A party has fourteen days from this date to file written objections to the Report and Recommendation's factual findings and legal conclusions. A party's failure to file written objections waives that party's right to challenge on appeal any unobjected-to factual finding or legal conclusion the district judge adopts from the Report and Recommendation. See 11th Cir. R. 3-1.

FootNotes


1. The Original Motion did not describe how the settlement amount to be paid to Plaintiff would be apportioned. See Doc. 38.
2. The settlement of a claim for unpaid minimum or overtime wages under the FLSA may also become enforceable by having the Secretary of Labor supervise the payment of unpaid wages.
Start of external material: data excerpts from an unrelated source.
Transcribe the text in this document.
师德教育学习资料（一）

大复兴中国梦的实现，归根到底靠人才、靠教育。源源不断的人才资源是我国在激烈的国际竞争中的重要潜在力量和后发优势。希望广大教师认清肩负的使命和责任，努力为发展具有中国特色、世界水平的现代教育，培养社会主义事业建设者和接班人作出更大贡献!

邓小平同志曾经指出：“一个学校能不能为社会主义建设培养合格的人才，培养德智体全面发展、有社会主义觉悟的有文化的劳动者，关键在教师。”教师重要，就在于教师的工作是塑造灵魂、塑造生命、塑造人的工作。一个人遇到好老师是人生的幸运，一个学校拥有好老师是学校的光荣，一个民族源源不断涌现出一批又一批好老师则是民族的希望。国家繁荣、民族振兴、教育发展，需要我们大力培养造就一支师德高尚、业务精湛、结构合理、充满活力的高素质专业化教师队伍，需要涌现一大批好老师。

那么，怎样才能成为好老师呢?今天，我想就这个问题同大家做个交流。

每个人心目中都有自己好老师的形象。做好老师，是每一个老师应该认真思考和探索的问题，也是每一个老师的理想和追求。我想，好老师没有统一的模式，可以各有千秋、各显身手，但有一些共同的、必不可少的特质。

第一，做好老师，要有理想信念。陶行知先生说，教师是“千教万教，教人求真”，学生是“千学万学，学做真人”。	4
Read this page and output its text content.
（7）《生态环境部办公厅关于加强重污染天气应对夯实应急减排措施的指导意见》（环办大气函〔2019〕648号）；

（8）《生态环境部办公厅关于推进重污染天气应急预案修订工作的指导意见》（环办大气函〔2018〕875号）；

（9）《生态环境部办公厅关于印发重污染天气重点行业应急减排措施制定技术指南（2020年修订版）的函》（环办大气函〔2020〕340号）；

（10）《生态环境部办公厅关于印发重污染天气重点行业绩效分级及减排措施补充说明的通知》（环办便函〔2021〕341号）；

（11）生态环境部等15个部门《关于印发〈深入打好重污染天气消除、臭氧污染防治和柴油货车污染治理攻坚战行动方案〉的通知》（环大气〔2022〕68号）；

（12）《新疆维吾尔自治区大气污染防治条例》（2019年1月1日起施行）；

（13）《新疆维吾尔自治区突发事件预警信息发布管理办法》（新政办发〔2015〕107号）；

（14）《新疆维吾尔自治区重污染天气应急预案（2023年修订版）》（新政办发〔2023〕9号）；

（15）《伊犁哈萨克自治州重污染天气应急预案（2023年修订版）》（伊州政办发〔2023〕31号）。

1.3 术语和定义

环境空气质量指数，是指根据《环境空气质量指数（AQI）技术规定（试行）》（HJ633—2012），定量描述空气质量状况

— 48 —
Lynn's Food Stores, 679 F.2d at 1353.
3. In Bonner v. City of Prichard, 661 F.2d 1206, 1209 (11th Cir. 1981) (en banc), the Eleventh Circuit adopted as binding precedent all decisions of the former Fifth Circuit handed down prior to the close of business on September 30, 1981.
4. In the Eleventh Circuit, unpublished decisions are not binding, but are persuasive authority. See 11th Cir. R. 36-2.
5. The Settlement Agreement provides that, "If any provision of this Agreement or the application thereof to any party or circumstances shall be determined to be invalid or unenforceable to any extent, the remainder of this Agreement and the application of such provisions shall not be affected and shall be enforced to the greatest extent permitted by law." Doc. 40-1 at 4.